Ora, como a inutilidade superveniente da lide resultou da revogação-anulação dos atos controvertidos pela AT, que assim deu satisfação à pretensão do Requerente, impõe-se concluir que é imputável à Requerida a inutilidade superveniente da lide e a consequente extinção da instância, pelo que lhe cabe a responsabilidade pelas custas.

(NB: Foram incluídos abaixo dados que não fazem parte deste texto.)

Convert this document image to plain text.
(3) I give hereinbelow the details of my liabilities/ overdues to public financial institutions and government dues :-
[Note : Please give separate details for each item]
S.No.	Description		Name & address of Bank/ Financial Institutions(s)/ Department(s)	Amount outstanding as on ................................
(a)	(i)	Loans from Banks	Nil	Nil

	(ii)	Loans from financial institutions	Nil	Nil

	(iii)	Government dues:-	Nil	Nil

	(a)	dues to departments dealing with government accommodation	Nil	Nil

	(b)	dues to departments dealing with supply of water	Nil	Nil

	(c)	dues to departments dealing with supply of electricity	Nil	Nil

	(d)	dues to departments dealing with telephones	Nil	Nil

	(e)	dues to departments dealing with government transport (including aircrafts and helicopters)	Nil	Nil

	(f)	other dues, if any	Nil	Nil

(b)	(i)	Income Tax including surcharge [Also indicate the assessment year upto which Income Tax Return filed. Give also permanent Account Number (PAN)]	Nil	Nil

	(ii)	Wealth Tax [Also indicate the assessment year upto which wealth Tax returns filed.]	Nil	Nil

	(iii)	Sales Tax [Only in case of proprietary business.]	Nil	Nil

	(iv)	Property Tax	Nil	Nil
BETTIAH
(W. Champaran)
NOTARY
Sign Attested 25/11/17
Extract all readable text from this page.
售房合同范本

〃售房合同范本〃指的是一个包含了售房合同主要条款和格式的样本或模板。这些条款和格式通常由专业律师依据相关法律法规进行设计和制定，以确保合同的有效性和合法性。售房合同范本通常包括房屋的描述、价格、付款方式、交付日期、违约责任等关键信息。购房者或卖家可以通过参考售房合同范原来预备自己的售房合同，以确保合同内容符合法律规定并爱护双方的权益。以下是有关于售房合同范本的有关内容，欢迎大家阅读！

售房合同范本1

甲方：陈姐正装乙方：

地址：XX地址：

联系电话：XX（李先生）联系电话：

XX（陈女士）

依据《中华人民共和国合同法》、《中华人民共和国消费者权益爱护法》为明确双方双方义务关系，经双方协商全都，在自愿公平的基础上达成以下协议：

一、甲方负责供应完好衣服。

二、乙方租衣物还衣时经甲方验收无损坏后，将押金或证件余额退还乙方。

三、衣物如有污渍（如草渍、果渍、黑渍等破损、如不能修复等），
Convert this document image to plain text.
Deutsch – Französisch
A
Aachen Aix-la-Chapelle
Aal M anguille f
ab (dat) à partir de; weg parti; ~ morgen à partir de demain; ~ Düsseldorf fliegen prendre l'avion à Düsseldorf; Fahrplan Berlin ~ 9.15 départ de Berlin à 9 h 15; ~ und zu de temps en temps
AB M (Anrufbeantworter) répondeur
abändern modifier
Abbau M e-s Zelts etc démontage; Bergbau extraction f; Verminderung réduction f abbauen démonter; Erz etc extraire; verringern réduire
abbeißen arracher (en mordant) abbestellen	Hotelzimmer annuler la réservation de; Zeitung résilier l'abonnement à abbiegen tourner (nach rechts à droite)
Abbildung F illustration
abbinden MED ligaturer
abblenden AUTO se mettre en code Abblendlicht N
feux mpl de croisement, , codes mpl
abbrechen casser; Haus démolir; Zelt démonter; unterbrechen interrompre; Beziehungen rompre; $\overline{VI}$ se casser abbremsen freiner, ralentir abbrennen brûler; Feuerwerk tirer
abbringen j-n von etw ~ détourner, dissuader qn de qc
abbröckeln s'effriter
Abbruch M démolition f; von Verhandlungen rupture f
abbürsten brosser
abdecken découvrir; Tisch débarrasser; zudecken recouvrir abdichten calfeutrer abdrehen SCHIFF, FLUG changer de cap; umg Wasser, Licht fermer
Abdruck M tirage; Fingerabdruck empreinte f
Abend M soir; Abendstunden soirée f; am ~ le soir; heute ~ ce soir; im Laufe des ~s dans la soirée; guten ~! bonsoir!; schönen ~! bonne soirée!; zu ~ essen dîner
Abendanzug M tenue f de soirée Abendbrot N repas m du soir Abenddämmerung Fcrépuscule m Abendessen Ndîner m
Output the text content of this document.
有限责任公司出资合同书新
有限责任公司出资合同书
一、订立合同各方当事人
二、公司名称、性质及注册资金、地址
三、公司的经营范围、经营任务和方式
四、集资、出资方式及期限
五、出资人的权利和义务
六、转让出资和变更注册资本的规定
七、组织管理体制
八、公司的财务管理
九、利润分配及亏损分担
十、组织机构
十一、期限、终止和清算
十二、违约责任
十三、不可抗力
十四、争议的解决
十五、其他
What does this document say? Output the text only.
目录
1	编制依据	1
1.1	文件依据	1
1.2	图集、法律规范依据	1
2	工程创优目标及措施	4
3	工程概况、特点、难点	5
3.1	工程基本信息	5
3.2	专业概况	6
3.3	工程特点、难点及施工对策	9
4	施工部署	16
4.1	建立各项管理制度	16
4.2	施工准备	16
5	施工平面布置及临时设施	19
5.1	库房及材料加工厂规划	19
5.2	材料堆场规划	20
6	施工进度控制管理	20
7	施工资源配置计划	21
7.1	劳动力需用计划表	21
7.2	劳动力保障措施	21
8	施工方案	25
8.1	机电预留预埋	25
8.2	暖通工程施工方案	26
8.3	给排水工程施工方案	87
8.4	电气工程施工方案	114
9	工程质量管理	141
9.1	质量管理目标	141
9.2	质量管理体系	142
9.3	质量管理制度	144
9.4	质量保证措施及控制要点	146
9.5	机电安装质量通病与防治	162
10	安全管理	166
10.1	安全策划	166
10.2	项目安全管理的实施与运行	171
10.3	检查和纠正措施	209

Assinale-se, ainda, a este respeito, em atenção ao disposto no art. 13.º do RJAT, que não obstante a Requerida ter sido notificada, por correio eletrónico, da aceitação do pedido de pronúncia arbitral em 22.03.2022, objeto de confirmação em 29.03.2022 (vd. acima n.º 3), não se verificou qualquer comunicação pela AT aos presentes autos do ato revogatório-anulatório datado de 27.4.2022 – comunicação esta que foi apenas efetuada pelo Requerente, pelo requerimento referido no n.º 8 –, o que conduziu à constituição do Tribunal e necessidade de prolação da presente decisão.
Termos em que se condena a Requerida nas custas do processo, por lhe ser imputável a inutilidade superveniente da lide, nos termos do artigo 536.º, n.ºs 3 e 4, do CPC, aplicáveis ex vi artigo 29.º, n.º 1, alínea e), do RJAT.
III. Decisão
Termos em que se decide:
-
julgar extinta a instância por inutilidade superveniente da lide por falta de objeto, nos termos do art. 277.º, al. e) do CPC, ex vi art. 29.º, n.º 1, al. e) do RJAT;
-
condenar a Requerida nas custas arbitrais, em conformidade com o art. 563.º, n.ºs 3 e 4 do CPC, ex vi art. 29.º, n.º 1, al. e) do RJAT.
IV. Valor do processo
De harmonia com o disposto no art. 306.º, n.ºs 1 e 2 do CPC, no artigo 97.º-A, n.º 1, al. a), e n.º 3 do Código de Procedimento e de Processo Tributário, aplicáveis por força das alíneas a), c) e e) do n.º 1 do artigo 29.º do RJAT, fixa-se ao processo o valor de €30.468,77 (trinta mil, quatrocentos e sessenta e oito euros e sessenta e sete cêntimos), que constitui a importância dos atos de liquidação objeto do pedido de pronúncia arbitral.
V. Custas
De harmonia com o disposto nos artigos 12.º, n.º 2, e 22.º, n.º 4, ambos do RJAT, e nos artigos 3.º, n.º 1, alínea a) e n.º 2 e 4.º, n.º 5 do Regulamento das Custas dos Processos de Arbitragem Tributária, fixa-se o valor da taxa de arbitragem em €1.836.00, nos termos da Tabela I do mencionado Regulamento, a cargo da Requerida, conforme acima decidido.
Notifique-se.
Lisboa, 29 de Setembro de 2022.
O Árbitro
(João Menezes Leitão)
[1] Adota-se a ortografia resultante do Acordo Ortográfico da Língua Portuguesa de 1990, com atualização, em conformidade, da grafia constante das citações efetuadas.